Filiera

Arriva anche per Linfa Farmacie, il network di Sofarmamorra che conta circa 130 esercizi affiliati e cinque di proprietà, il momento di lanciare il suo flagship store. La farmacia che per prima indossa il format dell’insegna è a Firenze, zona Porta al Prato-Leopolda, 160 mq di area commerciale e cinque vetrine. La presentazione ufficiale è in programma per il 4 dicembre, madrina la star tv Roberta Capua, ma i lavori di ristrutturazione sono finiti da diversi giorni e la farmacia è già aperta nella sua nuova veste. In cui concept e posizionamento sono riassunti per intero nell’insegna: Linfa-Farmacia Relazionale.

 

 

«Il format» spiega a Pharmacy Scanner Ettore Morra, direttore generale del network «è il risultato di un lungo lavoro di progettazione che ha preso le mosse da un’analisi dei bisogni e delle richieste provenienti dalla clientela. Il risultato è un modello di farmacia che mira a generare relazione, anche attraverso un abbondante uso della tecnologia». L’enfasi sulla relazione è evidente nella distribuzione degli spazi: l’intera farmacia è dedicata all’esposizione e la zona banco è stata completamente abolita; al suo posto, una serie di postazioni “minimal” distribuite su tutta l’area aperta al pubblico, ognuna delle quali collegata al magazzino automatizzato e fornita di un grande monitor touchscreen. E sugli scaffali, ampio spazio alla private label, che presidia i due segmenti dell’integrazione e della bellezza.

 

 

«In questo modo» continua Morra «il farmacista può lasciare velocemente la propria postazione e raggiungere il cliente davanti agli scaffali per aiutarlo nella scelta o consigliarlo.
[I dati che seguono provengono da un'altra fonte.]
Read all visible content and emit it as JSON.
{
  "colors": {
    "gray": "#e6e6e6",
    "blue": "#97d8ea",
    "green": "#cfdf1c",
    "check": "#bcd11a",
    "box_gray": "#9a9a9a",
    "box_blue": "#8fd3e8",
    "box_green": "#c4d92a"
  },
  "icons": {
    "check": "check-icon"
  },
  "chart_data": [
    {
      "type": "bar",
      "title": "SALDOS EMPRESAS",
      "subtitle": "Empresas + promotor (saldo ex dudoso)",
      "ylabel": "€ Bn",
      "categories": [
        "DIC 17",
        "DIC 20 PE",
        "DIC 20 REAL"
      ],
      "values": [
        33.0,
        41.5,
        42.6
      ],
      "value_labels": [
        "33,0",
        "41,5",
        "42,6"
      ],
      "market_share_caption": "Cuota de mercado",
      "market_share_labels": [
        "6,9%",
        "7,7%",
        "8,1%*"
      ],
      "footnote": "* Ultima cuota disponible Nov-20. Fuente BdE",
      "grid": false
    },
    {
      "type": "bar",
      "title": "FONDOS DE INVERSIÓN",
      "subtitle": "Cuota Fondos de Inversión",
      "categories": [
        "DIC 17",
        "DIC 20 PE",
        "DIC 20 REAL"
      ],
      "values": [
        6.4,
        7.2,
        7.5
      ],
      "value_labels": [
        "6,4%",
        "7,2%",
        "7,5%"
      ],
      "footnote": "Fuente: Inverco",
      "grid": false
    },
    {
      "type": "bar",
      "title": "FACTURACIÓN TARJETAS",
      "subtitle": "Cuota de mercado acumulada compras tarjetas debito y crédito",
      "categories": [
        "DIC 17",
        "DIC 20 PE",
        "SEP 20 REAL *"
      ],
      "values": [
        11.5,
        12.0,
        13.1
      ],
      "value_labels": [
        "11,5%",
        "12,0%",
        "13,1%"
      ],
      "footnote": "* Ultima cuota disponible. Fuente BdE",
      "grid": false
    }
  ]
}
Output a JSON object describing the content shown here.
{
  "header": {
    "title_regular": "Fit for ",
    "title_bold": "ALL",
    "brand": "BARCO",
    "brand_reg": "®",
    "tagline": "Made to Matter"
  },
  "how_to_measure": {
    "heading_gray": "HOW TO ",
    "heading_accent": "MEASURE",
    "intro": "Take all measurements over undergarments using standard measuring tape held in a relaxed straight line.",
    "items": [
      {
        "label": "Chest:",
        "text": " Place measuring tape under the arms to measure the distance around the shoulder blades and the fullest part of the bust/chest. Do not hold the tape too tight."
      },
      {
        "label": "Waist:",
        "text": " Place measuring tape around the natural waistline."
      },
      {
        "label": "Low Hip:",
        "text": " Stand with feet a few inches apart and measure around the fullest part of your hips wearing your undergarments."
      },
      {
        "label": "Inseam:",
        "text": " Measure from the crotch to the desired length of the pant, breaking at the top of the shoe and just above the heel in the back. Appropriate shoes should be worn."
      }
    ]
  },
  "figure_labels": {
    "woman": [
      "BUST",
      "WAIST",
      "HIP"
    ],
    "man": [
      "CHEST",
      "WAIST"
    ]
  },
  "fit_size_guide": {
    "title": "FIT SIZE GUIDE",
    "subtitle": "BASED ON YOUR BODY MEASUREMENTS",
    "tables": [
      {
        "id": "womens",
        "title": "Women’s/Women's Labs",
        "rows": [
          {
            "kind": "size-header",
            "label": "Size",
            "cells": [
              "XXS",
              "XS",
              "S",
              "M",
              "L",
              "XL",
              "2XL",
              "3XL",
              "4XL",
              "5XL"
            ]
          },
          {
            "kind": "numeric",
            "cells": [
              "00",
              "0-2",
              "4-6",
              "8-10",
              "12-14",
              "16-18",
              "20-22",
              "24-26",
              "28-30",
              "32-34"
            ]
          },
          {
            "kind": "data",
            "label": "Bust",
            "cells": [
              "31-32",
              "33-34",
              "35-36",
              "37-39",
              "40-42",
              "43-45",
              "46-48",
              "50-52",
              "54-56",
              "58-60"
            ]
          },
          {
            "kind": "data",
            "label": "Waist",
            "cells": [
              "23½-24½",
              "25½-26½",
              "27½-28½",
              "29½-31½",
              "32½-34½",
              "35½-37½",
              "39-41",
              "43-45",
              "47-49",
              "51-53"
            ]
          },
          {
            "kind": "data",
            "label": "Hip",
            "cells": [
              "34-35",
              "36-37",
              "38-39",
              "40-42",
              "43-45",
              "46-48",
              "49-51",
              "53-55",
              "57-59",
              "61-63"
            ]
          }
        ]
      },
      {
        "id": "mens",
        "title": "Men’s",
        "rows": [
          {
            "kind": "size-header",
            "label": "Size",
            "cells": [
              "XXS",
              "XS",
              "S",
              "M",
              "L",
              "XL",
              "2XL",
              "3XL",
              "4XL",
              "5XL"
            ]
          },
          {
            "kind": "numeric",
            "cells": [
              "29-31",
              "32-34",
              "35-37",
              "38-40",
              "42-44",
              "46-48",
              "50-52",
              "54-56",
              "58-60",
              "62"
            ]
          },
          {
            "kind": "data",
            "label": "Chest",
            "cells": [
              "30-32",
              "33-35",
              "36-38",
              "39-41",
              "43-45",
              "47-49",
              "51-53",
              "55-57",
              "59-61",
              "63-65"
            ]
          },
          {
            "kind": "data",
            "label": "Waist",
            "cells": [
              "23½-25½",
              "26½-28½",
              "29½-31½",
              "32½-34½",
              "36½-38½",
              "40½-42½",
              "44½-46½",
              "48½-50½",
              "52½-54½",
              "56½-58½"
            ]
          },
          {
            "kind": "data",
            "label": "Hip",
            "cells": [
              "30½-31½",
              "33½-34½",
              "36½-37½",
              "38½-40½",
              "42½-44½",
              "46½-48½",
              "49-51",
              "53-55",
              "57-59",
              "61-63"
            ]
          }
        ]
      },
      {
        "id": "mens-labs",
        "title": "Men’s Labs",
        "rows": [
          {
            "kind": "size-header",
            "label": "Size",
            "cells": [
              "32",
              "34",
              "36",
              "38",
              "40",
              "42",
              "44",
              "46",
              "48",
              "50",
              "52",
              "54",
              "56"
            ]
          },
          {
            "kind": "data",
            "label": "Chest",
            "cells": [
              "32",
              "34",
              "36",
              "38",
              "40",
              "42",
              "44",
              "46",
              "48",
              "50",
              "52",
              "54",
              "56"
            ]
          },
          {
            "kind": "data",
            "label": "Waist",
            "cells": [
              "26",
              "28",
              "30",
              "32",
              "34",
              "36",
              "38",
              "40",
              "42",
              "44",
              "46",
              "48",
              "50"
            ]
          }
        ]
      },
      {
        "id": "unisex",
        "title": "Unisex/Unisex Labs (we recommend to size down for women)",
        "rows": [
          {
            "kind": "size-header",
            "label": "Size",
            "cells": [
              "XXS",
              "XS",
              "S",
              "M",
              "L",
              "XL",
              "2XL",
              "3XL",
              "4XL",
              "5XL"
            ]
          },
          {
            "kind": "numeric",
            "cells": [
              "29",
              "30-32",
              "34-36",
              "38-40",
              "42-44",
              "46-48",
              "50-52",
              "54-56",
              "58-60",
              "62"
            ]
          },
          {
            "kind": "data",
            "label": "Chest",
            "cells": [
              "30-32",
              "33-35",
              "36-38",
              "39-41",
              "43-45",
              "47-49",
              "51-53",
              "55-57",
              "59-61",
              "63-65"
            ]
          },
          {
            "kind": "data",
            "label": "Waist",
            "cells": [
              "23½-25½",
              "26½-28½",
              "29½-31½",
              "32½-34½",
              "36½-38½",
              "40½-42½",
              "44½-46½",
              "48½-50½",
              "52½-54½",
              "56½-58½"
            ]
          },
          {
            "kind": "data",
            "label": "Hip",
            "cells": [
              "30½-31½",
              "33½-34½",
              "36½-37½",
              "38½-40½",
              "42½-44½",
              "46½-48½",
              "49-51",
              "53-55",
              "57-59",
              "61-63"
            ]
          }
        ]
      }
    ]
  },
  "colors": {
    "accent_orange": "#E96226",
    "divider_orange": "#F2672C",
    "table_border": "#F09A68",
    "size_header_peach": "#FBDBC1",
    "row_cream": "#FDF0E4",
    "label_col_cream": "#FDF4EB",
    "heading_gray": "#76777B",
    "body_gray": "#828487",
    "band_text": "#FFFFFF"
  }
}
In più, l’organico di 5 farmacisti, tutti altamente formati, comprende una figura specificatamente dedicata e formata alla prima accoglienza: fornito di tablet, va incontro a chi entra e aiuta il paziente a individuare velocemente ciò di cui ha bisogno o a rivolgersi al collaboratore giusto». Il cliente che va di fretta o sa già che cosa comprare, poi, ha a sua disposozione uno schermo lcd verticale, anch’esso touch, che consente tramite menù di passare in rassegna i reparti della farmacia e anche di pagare (con moneta elettronica). «I monitor a parete installati in ogni postazione» riprende Morra «sono invece collegati a una piattafroma con algoritmo che, in base alla profilazione del cliente – cioè dei suoi acquisti precedenti e dei dati registrati sulla sua carta fedeltà – segnala nuovi prodotti pertinenti con i bisogni specifici del paziente oppure chiede un feedback su quanto comprato».

 

 

Completano il progetto due corner per le consulenze, da destinare anche a servizi di counseling specialistico – per esempio il nutrizionista o lo psicologo – e una cabina per le autoanalisi. «Il nostro modello è la Farmacia relazionale, marchio che abbiamo anche provveduto a registrare» sottolinea Ettore Morra «i servizi rappresentano un tassello imprescindibile».

 

 

Con il nuovo format, infine, partono anche i progetti del network per far crescere affiliazioni e rete: «siamo pronti a diventare consulenti delle farmacie indipendenti per accompagnarle nel loro percorso di crescita» spiega Morra «Linfa Farmacia Relazionale, in sostanza, diventa un progetto di franchising per una catena virtuale “forte” che aggreghi i farmacisti titolari intenzionati a compiere un salto di qualità. I primi giorni di sperimentazione del nostro format nella farmacia di Firenze stanno dismotrando che le scelte sono giuste e la risposta dei clienti è incoraggiante, vogliamo condividere questa formula con tutti i farmacisti che credono in un’aggregazione di valore».